Until one night, there came a whirring sound from deep within the bowels of the VCR . Then an anguished wail, followed quickly by the sound of unspooling plastic, then silence. I froze. Remote in my hand. After weeks of self-abuse, the machine had had enough and the tape had snapped. “The Best Little Whorehouse in Texas” was now stuck inside the family video player.
Of course, I panicked, frantically pulled up my pajama bottoms and went running to the kitchen, to find anything to free the incriminating evidence from its metal prison, finally settling on the longest bread knife I could find, as I attempted to pry out the tape, not wanting to leave any tell-tales scratches but desperate to save myself from the inevitable humiliation of having to explain not only what I had been doing at that hour of the morning but why exactly are you watching a movie about prostitutes? But it was to no avail – no matter what buttons I pushed or pulled, how hard I shook the machine, tipped, angled, positioned, plugging, unplugging or every button pushed without success.

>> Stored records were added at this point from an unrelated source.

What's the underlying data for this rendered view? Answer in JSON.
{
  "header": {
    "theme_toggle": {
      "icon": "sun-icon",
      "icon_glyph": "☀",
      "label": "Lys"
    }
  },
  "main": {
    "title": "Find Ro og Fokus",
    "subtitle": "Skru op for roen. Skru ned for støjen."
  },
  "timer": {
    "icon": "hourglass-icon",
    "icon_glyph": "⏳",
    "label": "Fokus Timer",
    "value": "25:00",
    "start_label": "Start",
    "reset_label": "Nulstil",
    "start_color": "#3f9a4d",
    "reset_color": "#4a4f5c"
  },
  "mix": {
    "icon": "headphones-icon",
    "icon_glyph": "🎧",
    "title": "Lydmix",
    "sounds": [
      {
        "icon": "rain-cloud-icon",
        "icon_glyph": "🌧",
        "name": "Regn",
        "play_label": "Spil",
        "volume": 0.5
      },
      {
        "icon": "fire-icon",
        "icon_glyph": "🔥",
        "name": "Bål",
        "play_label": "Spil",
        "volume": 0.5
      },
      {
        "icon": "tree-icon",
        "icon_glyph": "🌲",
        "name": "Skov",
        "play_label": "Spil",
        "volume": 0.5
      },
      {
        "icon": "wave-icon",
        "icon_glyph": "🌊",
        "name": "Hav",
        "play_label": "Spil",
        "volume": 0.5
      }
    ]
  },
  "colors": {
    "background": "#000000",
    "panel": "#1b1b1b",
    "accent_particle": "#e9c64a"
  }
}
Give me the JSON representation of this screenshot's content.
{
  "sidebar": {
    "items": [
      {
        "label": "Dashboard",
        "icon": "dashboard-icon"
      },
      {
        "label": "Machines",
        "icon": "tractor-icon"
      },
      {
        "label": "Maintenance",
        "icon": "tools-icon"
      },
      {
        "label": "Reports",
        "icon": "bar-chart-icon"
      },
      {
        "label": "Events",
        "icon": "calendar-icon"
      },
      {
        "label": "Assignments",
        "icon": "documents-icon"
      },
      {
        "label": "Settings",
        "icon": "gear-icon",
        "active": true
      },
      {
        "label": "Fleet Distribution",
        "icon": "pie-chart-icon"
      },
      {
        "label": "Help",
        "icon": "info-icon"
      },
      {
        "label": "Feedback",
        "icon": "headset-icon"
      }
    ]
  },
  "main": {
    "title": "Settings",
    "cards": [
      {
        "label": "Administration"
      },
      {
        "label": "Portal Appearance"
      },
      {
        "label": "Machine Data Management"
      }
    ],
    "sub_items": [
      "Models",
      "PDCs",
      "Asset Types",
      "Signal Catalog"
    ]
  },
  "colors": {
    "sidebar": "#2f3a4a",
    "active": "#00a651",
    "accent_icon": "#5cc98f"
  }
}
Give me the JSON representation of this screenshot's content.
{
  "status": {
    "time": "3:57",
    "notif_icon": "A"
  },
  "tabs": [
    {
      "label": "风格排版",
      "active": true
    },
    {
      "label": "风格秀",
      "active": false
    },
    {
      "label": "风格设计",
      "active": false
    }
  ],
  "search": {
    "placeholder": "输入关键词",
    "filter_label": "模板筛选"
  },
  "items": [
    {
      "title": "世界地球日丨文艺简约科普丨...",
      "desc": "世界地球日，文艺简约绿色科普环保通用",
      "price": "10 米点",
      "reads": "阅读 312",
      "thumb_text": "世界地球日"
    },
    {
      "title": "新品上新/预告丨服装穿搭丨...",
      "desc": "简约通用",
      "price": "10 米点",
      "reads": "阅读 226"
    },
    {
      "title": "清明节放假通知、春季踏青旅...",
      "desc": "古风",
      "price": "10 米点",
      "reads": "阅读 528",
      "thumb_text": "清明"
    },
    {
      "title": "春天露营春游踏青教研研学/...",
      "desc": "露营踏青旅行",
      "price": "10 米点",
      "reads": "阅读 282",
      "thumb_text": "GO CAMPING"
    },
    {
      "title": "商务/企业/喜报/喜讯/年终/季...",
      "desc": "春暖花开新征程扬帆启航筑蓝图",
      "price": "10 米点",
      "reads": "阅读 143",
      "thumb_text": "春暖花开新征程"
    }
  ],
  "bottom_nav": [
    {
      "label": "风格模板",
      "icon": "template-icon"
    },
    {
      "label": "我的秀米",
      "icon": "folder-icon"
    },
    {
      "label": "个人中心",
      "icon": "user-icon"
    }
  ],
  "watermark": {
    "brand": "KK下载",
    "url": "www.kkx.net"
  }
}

The damage had been done and around four-fifteen, I was forced to accept defeat and crawled back into bed, terrified. In the morning, I was forced to tell my parents over breakfast of puffed rice and sadness that I had broken the VCR.
Only there was no discussion of my late night viewing habits or choice of subject matter. Instead, my father suggested that instead of dipping into my savings account that I just spend the rest of the summer mowing lawns to help pay for the repair, which turned out to be only sixty-five dollars. And my mother said that she would speak to Ms. Patterson about what needed to be done about a replacement copy, which the Clermont Community Library ending up excusing, citing normal wear and tear. And that was that.
Now a few months later as I was returning a copy of D. H. Lawrence’s “Sons and Lovers” – not at all what I thought the book was about – Ms. Patterson stopped me at the circulation desk to let me know how sad she was not to be seeing me on a regular basis but how glad I must have been to finally have my own copy to watch whenever I liked. Apparently about a week before that fateful night, she had called to recommended that my parents buy me my own copy of the film since I liked it so much.
Nothing more was never said about it. Nor years later when I finally sat them down to explain that that nice young man I lived with was more than just a roommate. And as far as whatever became of Dolly Parton, her stable of whores or the Chicken Ranch, I couldn’t tell you.
To this day, I have never seen it through to the end credits.